Le Dinannais, an XI, 101 tonneaux : 7.608 fr.
La Sorcière, an XI, 45 tonneaux : 10.000 fr.
La Confiance, an XIII, 100 tonneaux : 20.000 fr.
Le Spéculateur, 1808, 50 tonneaux : 16.000 fr.
Le Turbulent, 1810, 15 tonneaux : 1.650 fr.

L'armement du bateau exige des 7 sommes beaucoup plus considérables [Note : P. j. n° 7. Compte de bâtisse et d'armement du Tigre. Le seul doublage en cuivre de ce navire pour une seconde campagne, qui devait avoir lieu en 1793, coûtait 16.551 fr] surtout pour ce qui concerne les articles artillerie, armes pour la campagne.

Fort peu de bâtiments en effet, entreprennent la course sans artillerie [Note : On en trouve 2 ou 3 exemples au cours de cette période, par exemple en 1810, La Biscayenne, armateur R. Surcouf, a seulement de menues armes]. Ils ont presque tous des canons ou caronades de différents calibres depuis 1 jusqu'à 11 livres de balle, montés sur affûts [Note : L'artillerie reste à peu près ce qu'elle était au milieu du XVIIIème siècle. On trouve : 1° Des canons de fer de différents calibres, montés sur affûts très bas, que l'on manœuvrait à l'aide de poulies et palans ; 2° Des pierriers de fonte, montés sur chandeliers, se chargeant par la culasse au moyen d'une boîte à cartouche, retenue par une goupille, petites pièces souvent plus nuisibles aux servants qu'à l'ennemi ; 3° Un petit nombre de courtes caronades aisément maniables]. Le nombre des canons varie naturellement beaucoup selon l'importance des navires. Les instructions du Ministre en l'an XI menaçant de ne plus accorder de « Lettres de Marque » aux corsaires insuffisamment armés semblent avoir porté quelques fruits. Beaucoup ont de 10 à 14 pièces d'artillerie. Les exceptions sont encore assez nombreuses, mais au moins l'on ne trouve plus guère, comme en 1793, des bâtiments uniquement munis de pierriers. A noter la coutume fréquente d'installer bien en vue sur le pont, afin sans doute d'en imposer à l'ennemi, quelques canons en bois [Note : P. j. n° 8. Inventaire du Passe-Partout].

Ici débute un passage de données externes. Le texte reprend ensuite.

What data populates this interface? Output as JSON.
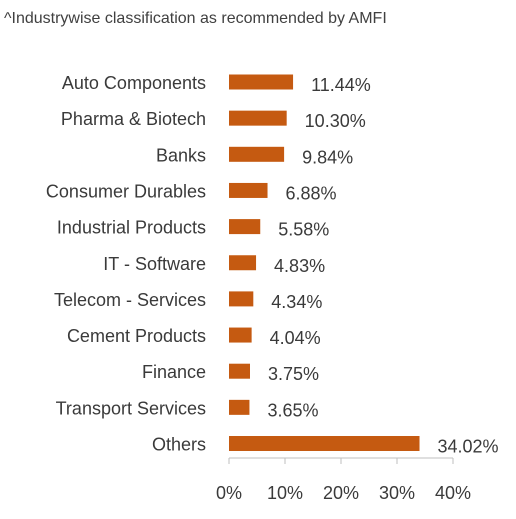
{
  "note": "^Industrywise classification as recommended by AMFI",
  "chart_data": {
    "type": "bar",
    "orientation": "horizontal",
    "title": "",
    "xlabel": "",
    "ylabel": "",
    "categories": [
      "Auto Components",
      "Pharma & Biotech",
      "Banks",
      "Consumer Durables",
      "Industrial Products",
      "IT - Software",
      "Telecom - Services",
      "Cement Products",
      "Finance",
      "Transport Services",
      "Others"
    ],
    "values": [
      11.44,
      10.3,
      9.84,
      6.88,
      5.58,
      4.83,
      4.34,
      4.04,
      3.75,
      3.65,
      34.02
    ],
    "value_labels": [
      "11.44%",
      "10.30%",
      "9.84%",
      "6.88%",
      "5.58%",
      "4.83%",
      "4.34%",
      "4.04%",
      "3.75%",
      "3.65%",
      "34.02%"
    ],
    "xlim": [
      0,
      40
    ],
    "x_ticks": [
      0,
      10,
      20,
      30,
      40
    ],
    "x_tick_labels": [
      "0%",
      "10%",
      "20%",
      "30%",
      "40%"
    ],
    "grid": false,
    "bar_color": "#c55a11"
  }
}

A l'artillerie il faut ajouter sous le nom de « menues armes » un certain nombre d'espingoles, fusils, pistolets, haches d'armes, lances, piques, sabres, poignards, boîtes à mitraille, grenades. Chaque homme de l'équipage a d'ordinaire au moins deux armes à sa disposition [Note : P. j. n° 9. Tableau des armements d'hiver, 1812].

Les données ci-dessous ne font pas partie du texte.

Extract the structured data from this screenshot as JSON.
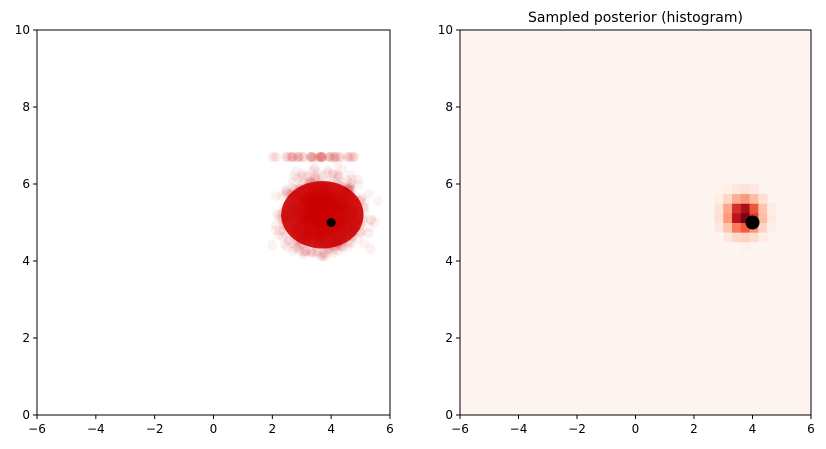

Les provisions de bouche se composent naturellement de biscuit, de bœuf ou de lard en conserves et de quelques barils de sardines. On y ajoute des légumes secs, un peu d'épicerie et pour boisson du cidre, du vin et surtout de l'eau-de-vie. Les relâches étant fréquentes et les sorties d'assez courte durée, il n'est pas nécessaire de trop bien garnir la cambuse. Durant ces relâches, le pain, la viande et les légumes frais sont les aliments qui semblent manquer le plus aux marins. Ils forment avec les différentes boissons la plus grosse part des mémoires adressés dans ce cas par les commissionnaires, aux armateurs [Note : P. j. n° 62. Compte de relâche du Tigre (1793)].

La caisse du chirurgien et le matériel de couchage pour blessés ou malades sont réduits à leur plus simple expression surtout sur les bâtiments de faible tonnage [Note : P. j. n° 7. Compte d'armement du Tigre]. Toujours d'ailleurs, après un engagement meurtrier, le corsaire rallie la côte française la plus voisine pour mettre à terre ses blessés.

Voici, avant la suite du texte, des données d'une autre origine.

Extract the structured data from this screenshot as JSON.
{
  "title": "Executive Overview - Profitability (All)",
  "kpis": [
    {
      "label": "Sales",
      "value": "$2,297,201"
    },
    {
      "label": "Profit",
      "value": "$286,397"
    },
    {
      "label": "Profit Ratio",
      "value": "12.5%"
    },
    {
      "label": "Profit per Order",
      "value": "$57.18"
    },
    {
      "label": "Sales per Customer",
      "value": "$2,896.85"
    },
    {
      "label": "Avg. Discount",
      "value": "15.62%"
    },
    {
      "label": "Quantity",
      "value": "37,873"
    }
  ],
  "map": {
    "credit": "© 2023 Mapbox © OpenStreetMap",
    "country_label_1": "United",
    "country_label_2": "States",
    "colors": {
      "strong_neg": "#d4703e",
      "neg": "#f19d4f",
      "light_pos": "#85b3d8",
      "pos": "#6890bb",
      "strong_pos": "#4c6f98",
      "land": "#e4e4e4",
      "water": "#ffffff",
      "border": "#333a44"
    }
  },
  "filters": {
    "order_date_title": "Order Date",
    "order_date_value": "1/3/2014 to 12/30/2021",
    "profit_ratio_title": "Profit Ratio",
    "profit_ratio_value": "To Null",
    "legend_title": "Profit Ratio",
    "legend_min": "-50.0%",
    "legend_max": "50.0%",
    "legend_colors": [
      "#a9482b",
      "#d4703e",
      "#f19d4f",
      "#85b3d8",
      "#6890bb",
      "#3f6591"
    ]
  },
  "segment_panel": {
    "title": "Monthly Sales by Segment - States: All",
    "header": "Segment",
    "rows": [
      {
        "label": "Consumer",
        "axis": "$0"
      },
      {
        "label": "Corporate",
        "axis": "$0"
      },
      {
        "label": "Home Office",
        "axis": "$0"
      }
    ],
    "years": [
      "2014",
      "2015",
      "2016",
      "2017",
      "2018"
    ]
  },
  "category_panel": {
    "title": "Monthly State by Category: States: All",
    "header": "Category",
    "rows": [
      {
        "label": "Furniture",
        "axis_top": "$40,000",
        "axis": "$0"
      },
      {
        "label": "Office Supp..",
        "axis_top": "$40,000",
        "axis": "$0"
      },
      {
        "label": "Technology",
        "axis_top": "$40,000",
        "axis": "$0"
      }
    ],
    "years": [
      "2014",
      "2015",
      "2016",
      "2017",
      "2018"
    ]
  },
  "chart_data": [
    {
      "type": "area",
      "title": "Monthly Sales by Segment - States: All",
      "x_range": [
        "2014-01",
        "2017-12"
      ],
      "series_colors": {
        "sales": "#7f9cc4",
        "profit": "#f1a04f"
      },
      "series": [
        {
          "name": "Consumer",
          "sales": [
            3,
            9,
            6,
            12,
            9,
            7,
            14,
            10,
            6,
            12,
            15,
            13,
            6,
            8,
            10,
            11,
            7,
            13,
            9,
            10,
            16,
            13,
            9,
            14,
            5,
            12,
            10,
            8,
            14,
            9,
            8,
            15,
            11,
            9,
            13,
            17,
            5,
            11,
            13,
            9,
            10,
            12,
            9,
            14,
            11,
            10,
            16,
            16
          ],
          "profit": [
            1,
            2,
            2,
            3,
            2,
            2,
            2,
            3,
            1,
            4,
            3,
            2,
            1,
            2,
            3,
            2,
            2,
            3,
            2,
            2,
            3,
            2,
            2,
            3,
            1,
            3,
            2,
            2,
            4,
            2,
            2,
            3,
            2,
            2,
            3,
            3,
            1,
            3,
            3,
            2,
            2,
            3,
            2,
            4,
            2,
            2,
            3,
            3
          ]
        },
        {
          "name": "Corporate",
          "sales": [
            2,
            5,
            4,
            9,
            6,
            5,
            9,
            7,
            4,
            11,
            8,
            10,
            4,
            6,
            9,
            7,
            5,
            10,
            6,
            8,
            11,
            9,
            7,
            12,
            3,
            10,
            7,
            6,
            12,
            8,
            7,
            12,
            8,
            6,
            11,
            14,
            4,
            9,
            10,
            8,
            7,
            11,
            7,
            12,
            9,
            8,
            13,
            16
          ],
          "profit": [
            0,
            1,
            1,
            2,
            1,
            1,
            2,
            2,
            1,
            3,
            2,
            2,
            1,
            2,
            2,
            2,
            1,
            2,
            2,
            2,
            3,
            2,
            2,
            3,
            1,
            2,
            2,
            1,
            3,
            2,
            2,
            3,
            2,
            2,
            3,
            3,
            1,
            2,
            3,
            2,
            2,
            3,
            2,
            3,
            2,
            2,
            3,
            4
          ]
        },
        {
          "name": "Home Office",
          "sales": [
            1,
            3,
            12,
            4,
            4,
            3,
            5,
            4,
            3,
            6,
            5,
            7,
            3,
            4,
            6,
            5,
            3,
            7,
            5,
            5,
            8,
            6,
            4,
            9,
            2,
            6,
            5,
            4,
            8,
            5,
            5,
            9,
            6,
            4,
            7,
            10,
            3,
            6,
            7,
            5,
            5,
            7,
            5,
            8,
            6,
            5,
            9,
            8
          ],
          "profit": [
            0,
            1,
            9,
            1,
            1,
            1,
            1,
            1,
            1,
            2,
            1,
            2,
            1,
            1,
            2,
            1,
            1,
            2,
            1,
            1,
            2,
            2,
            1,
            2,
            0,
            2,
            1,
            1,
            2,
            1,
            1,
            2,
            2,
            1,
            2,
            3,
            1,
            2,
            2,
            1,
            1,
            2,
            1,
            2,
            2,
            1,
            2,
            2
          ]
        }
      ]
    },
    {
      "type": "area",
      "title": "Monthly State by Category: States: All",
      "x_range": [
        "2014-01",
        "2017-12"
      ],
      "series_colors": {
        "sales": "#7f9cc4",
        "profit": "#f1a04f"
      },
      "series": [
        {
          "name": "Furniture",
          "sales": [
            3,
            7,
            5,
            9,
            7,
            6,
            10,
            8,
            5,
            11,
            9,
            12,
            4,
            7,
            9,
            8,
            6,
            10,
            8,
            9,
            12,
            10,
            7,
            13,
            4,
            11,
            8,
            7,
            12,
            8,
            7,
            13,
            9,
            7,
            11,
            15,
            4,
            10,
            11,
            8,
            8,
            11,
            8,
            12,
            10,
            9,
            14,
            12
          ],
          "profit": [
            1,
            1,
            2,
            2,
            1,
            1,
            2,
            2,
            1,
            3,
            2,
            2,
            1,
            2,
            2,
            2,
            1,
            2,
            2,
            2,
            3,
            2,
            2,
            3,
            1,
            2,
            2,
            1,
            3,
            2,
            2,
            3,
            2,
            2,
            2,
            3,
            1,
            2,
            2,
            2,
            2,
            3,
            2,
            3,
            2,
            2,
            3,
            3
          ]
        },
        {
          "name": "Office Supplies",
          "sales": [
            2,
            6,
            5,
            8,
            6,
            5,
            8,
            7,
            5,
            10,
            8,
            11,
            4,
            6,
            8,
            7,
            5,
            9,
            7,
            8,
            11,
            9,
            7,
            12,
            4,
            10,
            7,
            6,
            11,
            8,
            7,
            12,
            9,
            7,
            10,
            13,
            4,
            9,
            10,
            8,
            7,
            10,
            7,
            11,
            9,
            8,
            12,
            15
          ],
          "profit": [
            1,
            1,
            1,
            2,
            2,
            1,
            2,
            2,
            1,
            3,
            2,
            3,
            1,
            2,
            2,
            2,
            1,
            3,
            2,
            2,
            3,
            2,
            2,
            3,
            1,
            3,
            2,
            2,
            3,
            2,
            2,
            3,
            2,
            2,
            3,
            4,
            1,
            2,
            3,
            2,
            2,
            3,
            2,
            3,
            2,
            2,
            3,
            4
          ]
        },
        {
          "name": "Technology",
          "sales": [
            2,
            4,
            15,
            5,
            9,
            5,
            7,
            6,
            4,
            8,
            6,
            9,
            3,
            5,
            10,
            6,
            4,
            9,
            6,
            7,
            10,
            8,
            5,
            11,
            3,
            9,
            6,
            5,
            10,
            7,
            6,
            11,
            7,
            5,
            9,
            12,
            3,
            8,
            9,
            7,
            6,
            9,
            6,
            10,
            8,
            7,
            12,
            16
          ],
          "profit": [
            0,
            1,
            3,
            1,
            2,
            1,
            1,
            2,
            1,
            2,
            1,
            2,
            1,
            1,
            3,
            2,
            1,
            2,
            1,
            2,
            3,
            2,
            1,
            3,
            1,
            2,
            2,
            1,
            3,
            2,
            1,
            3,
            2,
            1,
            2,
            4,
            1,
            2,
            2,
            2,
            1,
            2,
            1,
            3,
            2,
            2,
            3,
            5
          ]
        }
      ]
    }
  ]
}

L'armateur achète : tout ce qu'il trouve de mieux comme lunette marine [Note : Compte d'armement de la Gazelle, Trib. de Comm. St-M.]. Le sort et les profits du navire en dépendent en effet dans une large mesure. Les autres instruments à l'usage du capitaine sont souvent très défectueux. « Je me trouvai, dit Lemaître, plus ouest que mon navire de 30 lieues, différence qui arrive journellement. Cependant j'attribue cette différence à la mauvaise confection des horloges » [Note : Correspondance suivie de Lemaître, n° 10. — Voir aussi-AN, BB3, Marine, 244, p. 30. En arrivant à La Martinique, les calculs nautiques des officiers du général Perignon diffèrent de plusieurs degrés. Rapport dE l'aspirant Martin].

Une carte marine, un tableau des pavillons complètent l'équipement du corsaire. Enfin quelques beaux drapeaux anglais, américains, suédois ne manquent jamais à bord. Ils serviront à l'occasion pour tromper l'ennemi, l'attirer ou lui donner le change [Note : Correspondance suivie de Lemaître, n° 10].

Le lest se compose de sable et de pierres. Une ordonnance de Forfait (an X) sur la police du port et de la rivière de la Rance fixe les conditions dans lesquelles les armateurs pourront gratuitement s'en procurer. On prendra le sable dans la grève en ayant soin de « reboucher les trous ». Les pierres sont déposées en tas après chaque campagne sur le rivage à l'endroit occupé actuellement à Saint-Servan par le quai Trichet et jusque sur les grèves de Chasle. C'est là que les capitaines iront renouveler leurs provisions.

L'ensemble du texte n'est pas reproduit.